Question

If \( x = a \cos^3 \theta \) and \( y = a \sin^3 \theta \), then \( 1 + \left( \frac{dy}{dx} \right)^2 \) is:

• A. \( \tan \theta \)
• B. \( \tan^2 \theta \)
• C. \( 1 \)
• D. \( \sec^2 \theta \)
• E. \( \sec \theta \)

Hint:

The parametric equations $x = a \cos^3 \theta, y = a \sin^3 \theta$ represent an Astroid. For such curves, the derivative often simplifies to a simple power or ratio of $\tan \theta$.

Answer 1

The Correct Option is D

Concept: This is a parametric differentiation problem. We first find \( \frac{dx}{d\theta} \) and \( \frac{dy}{d\theta} \), then compute \( \frac{dy}{dx} = \frac{dy/d\theta}{dx/d\theta} \).
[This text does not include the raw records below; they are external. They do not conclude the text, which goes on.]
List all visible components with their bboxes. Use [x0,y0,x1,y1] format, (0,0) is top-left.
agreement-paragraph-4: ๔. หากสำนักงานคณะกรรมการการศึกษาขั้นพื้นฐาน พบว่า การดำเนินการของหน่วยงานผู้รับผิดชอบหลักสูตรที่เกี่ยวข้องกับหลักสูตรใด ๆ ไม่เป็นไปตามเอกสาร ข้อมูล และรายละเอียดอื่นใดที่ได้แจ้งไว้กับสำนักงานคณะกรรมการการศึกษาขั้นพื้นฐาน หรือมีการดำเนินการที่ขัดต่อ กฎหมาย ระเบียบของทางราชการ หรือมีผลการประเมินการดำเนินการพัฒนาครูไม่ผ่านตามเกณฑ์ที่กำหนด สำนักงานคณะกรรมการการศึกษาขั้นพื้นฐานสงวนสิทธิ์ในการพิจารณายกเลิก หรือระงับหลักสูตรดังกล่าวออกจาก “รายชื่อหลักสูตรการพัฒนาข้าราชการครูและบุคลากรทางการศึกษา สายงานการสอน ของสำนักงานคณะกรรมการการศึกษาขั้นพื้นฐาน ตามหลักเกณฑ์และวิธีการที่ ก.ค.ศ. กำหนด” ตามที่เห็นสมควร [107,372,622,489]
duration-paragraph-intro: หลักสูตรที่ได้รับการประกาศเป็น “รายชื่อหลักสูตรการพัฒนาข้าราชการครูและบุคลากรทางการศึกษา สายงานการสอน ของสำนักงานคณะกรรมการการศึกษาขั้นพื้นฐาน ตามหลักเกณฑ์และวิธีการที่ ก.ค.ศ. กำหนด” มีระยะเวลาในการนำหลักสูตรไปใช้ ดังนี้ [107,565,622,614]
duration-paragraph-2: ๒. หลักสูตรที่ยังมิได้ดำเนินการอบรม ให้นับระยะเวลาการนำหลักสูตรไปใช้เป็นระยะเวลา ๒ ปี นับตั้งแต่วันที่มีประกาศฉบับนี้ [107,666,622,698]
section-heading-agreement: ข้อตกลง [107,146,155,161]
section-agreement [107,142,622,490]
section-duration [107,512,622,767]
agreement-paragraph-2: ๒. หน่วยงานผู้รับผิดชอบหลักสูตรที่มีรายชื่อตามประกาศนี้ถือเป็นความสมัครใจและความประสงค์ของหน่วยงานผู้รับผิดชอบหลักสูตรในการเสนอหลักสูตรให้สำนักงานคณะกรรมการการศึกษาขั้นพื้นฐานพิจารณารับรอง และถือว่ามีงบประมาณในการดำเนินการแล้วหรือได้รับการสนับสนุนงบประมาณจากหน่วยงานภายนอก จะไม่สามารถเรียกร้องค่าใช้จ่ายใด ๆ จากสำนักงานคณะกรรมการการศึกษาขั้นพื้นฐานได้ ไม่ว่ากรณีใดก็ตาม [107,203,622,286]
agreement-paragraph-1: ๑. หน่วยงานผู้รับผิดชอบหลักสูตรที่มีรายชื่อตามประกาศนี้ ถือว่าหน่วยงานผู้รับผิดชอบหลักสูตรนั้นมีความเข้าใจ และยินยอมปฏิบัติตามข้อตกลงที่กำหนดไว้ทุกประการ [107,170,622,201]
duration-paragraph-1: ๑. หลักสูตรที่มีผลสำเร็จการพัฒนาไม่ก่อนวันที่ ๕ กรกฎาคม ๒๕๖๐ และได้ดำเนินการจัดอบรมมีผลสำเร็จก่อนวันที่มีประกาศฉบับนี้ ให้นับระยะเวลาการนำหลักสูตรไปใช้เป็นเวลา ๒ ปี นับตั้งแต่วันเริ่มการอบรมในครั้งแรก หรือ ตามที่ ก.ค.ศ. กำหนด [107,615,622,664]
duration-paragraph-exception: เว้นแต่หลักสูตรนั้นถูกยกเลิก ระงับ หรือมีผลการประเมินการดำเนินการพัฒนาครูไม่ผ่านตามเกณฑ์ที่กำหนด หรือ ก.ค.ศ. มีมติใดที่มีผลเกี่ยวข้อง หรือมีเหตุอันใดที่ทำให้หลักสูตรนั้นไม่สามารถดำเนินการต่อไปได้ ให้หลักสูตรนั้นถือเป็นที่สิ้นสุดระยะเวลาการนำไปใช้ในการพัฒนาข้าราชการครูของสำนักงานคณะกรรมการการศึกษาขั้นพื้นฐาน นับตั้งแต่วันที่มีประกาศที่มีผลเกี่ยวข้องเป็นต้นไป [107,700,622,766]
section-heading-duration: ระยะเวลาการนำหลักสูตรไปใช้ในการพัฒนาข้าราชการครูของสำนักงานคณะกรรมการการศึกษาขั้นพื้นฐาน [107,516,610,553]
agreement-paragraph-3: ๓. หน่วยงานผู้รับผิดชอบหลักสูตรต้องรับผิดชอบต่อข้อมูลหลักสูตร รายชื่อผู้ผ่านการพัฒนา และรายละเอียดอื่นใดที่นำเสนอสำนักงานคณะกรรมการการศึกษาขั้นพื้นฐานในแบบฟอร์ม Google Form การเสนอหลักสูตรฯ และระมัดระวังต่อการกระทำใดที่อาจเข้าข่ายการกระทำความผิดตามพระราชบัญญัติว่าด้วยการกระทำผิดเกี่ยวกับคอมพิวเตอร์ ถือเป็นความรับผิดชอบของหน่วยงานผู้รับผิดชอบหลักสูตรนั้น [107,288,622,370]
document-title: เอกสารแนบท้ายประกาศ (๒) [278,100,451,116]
Finally, we substitute this into the given expression and simplify using trigonometric identities.

Step 1: Differentiate \( x \) and \( y \) with respect to \( \theta \).
Given \( x = a \cos^3 \theta \): \[ \frac{dx}{d\theta} = a \cdot 3\cos^2 \theta \cdot (-\sin \theta) = -3a \cos^2 \theta \sin \theta \] Given \( y = a \sin^3 \theta \): \[ \frac{dy}{d\theta} = a \cdot 3\sin^2 \theta \cdot (\cos \theta) = 3a \sin^2 \theta \cos \theta \]

Step 2: Find \( \frac{dy}{dx} \).
\[ \frac{dy}{dx} = \frac{3a \sin^2 \theta \cos \theta}{-3a \cos^2 \theta \sin \theta} \] Canceling common terms: \[ \frac{dy}{dx} = -\frac{\sin \theta}{\cos \theta} = -\tan \theta \]

Step 3: Evaluate the expression \( 1 + \left( \frac{dy}{dx} \right)^2 \).
\[ 1 + (-\tan \theta)^2 = 1 + \tan^2 \theta \] Using the fundamental trigonometric identity \( 1 + \tan^2 \theta = \sec^2 \theta \): \[ = \sec^2 \theta \]